I have a dataframe with many rows (>300,000) which I would like to write to multiple Excel files using xlsx package.
Sample data -
myData <- data.frame(Letter=c("A","B","C","D","E","F","G","H","I","J"),
Fruit = c("Apples", "Pears", "Oranges",
"Carrots", "Mangoes", "Potatoes",
"Bananas", "Plums","Grapes",
"Broccoli"),
Country = c("Scotland", "Scotland", "Scotland",
"England", "England", "England",
"Wales", "Wales", "Wales",
"Ireland"))
So, from the sample data I would like to split my Excel workbooks by the 'Country' column. There would be 4 Excel files with the country name as the filename and I would like them to look like below -
Letter Fruit Country
------------------------
A Apples Scotland
B Pears Scotland
C Oranges Scotland
Taking the 'Country' column out of the dataset would be a bonus.
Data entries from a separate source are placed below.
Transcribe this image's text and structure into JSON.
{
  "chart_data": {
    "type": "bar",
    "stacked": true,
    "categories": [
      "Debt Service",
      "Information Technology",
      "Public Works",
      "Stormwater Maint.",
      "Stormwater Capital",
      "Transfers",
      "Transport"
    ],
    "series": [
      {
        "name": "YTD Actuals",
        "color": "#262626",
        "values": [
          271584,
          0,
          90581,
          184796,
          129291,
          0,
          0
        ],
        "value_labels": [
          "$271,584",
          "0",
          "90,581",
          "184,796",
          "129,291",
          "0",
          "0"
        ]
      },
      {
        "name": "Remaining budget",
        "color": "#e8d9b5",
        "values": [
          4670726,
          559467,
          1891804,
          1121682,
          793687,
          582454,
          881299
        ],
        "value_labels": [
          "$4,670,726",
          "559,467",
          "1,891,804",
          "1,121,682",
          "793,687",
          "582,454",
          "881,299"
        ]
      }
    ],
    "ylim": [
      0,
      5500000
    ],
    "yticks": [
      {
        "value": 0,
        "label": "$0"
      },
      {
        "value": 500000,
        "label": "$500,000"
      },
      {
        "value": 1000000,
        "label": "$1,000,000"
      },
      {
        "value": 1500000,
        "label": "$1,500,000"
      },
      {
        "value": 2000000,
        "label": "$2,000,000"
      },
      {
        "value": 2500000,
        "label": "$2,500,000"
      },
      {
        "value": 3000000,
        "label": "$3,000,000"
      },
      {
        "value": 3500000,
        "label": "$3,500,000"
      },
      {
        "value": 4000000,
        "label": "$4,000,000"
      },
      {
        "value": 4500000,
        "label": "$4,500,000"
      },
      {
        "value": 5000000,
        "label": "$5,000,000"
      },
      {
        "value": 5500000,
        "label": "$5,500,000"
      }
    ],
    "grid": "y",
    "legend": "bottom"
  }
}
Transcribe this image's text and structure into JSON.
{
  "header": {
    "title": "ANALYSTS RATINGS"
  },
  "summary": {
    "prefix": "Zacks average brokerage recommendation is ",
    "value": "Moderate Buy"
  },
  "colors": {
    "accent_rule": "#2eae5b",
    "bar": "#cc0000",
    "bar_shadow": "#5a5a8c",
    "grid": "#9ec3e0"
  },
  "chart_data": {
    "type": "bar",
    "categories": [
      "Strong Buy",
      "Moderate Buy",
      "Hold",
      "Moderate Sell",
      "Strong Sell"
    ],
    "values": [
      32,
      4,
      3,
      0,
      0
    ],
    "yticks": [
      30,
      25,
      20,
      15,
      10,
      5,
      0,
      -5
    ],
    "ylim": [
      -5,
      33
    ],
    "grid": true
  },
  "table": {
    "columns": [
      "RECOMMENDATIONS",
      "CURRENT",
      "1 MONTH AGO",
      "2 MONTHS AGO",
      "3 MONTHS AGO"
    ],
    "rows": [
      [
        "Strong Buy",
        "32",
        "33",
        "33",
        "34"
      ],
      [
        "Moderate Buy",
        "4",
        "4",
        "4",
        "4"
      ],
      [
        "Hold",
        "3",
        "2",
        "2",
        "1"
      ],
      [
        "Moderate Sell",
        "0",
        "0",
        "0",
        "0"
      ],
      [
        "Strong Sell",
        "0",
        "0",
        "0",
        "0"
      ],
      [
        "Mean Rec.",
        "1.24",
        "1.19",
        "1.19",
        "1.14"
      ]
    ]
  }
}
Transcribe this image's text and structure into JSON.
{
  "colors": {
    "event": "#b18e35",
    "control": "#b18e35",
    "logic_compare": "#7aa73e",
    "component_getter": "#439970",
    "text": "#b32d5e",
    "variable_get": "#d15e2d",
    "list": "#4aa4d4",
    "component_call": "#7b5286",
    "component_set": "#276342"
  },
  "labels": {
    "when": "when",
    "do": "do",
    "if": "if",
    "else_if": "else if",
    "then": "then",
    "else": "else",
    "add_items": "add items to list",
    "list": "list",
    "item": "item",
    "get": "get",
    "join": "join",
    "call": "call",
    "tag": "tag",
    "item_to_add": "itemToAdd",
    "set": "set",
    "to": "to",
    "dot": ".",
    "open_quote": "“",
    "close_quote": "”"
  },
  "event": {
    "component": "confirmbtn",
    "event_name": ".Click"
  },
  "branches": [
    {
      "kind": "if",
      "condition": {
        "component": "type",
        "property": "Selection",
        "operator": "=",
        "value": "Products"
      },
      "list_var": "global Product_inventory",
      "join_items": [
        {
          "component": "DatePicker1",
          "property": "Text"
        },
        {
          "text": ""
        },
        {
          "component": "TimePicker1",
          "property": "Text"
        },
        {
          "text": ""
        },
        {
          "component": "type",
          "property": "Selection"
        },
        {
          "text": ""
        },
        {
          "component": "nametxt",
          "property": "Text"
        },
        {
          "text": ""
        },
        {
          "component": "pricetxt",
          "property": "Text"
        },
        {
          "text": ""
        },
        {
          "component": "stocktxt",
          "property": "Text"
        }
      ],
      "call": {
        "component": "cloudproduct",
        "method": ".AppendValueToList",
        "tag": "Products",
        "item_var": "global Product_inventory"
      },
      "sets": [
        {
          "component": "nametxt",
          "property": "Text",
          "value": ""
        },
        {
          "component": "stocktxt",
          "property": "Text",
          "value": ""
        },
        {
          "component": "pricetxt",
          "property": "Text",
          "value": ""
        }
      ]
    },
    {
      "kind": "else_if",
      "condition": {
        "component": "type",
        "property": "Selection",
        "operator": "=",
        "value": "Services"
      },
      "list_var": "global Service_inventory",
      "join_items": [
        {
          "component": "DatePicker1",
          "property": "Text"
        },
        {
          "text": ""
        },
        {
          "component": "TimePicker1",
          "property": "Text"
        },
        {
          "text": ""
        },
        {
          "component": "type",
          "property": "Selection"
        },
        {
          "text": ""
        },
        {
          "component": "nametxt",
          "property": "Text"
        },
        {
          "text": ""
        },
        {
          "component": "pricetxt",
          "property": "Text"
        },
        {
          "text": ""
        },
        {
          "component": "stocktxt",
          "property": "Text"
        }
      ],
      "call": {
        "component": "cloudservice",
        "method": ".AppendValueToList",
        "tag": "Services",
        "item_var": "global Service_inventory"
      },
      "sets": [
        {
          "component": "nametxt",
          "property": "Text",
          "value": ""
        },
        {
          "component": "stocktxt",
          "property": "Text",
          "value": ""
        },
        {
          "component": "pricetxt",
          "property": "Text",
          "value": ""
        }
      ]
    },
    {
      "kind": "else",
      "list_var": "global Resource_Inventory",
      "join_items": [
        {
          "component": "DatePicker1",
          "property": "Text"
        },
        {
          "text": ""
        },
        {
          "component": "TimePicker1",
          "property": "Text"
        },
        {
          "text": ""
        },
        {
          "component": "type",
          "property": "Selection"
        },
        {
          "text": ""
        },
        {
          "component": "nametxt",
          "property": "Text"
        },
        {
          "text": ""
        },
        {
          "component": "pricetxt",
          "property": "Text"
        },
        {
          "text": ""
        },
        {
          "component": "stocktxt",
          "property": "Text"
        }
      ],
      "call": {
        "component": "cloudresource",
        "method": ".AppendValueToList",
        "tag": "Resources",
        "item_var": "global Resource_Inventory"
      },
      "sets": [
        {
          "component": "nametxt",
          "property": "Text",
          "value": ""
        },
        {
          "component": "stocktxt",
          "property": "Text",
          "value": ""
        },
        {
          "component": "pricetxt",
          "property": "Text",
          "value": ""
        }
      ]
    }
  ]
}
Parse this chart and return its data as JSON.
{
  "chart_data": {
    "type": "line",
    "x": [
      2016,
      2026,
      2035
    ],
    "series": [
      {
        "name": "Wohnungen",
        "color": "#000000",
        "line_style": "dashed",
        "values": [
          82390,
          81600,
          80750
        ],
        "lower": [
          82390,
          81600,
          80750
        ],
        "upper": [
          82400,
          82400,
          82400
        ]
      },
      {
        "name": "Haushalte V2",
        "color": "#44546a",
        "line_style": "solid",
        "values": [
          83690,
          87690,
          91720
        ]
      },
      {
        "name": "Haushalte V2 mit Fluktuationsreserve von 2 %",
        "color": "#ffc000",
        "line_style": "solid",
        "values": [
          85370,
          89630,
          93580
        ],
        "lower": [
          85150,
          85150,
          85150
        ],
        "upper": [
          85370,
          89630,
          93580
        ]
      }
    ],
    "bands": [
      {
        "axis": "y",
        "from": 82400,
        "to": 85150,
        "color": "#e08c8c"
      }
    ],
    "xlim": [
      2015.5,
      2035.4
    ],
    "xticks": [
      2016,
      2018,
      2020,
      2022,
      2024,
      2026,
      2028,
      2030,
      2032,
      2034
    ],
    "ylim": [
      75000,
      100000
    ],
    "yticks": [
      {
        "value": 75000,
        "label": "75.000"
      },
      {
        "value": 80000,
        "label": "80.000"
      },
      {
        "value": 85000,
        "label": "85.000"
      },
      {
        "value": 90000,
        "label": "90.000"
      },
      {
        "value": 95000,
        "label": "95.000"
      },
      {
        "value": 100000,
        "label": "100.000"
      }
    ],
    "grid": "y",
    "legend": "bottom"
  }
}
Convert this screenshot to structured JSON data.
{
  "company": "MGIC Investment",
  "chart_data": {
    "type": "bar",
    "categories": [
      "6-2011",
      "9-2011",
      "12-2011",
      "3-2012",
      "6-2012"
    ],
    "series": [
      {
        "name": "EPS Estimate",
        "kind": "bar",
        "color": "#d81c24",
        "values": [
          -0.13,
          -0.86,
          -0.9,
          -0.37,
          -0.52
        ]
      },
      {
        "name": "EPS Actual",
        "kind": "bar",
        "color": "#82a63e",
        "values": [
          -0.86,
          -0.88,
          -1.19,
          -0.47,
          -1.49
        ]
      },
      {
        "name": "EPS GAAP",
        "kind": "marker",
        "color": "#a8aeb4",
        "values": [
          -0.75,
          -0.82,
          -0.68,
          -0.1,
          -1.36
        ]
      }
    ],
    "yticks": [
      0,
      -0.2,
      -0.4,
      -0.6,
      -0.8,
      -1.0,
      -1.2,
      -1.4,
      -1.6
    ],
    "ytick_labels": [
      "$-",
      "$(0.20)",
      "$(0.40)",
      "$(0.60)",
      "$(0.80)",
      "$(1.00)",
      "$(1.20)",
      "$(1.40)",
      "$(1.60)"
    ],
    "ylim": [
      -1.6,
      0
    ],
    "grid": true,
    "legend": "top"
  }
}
I've figured out how to split these into multiple dataframes using a For loop, and then I could write a 'write.xlsx' line for each country. But my list of countries is dynamic. See below example -
for (i in unique(myData$Country)) {
test <- paste0("excel", i)
assign(test, myData[myData$Country == i,])
}
I've struggled to fit the write.xlsx function into that loop, but perhaps there's a better way.
Could anybody help please?
I would just split them into a list, then use an lapply
for the write.xlsx. I'd suggest lapply
over a for-loop
.
myDatalist <- split(myData, myData$Country)
lapply(1:length(myDatalist), function(x) write.xlsx(myDatalist[[x]],
file = paste0(names(myDatalist[x]), ".xlsx"), row.names = FALSE))
All this does is apply a function to a list.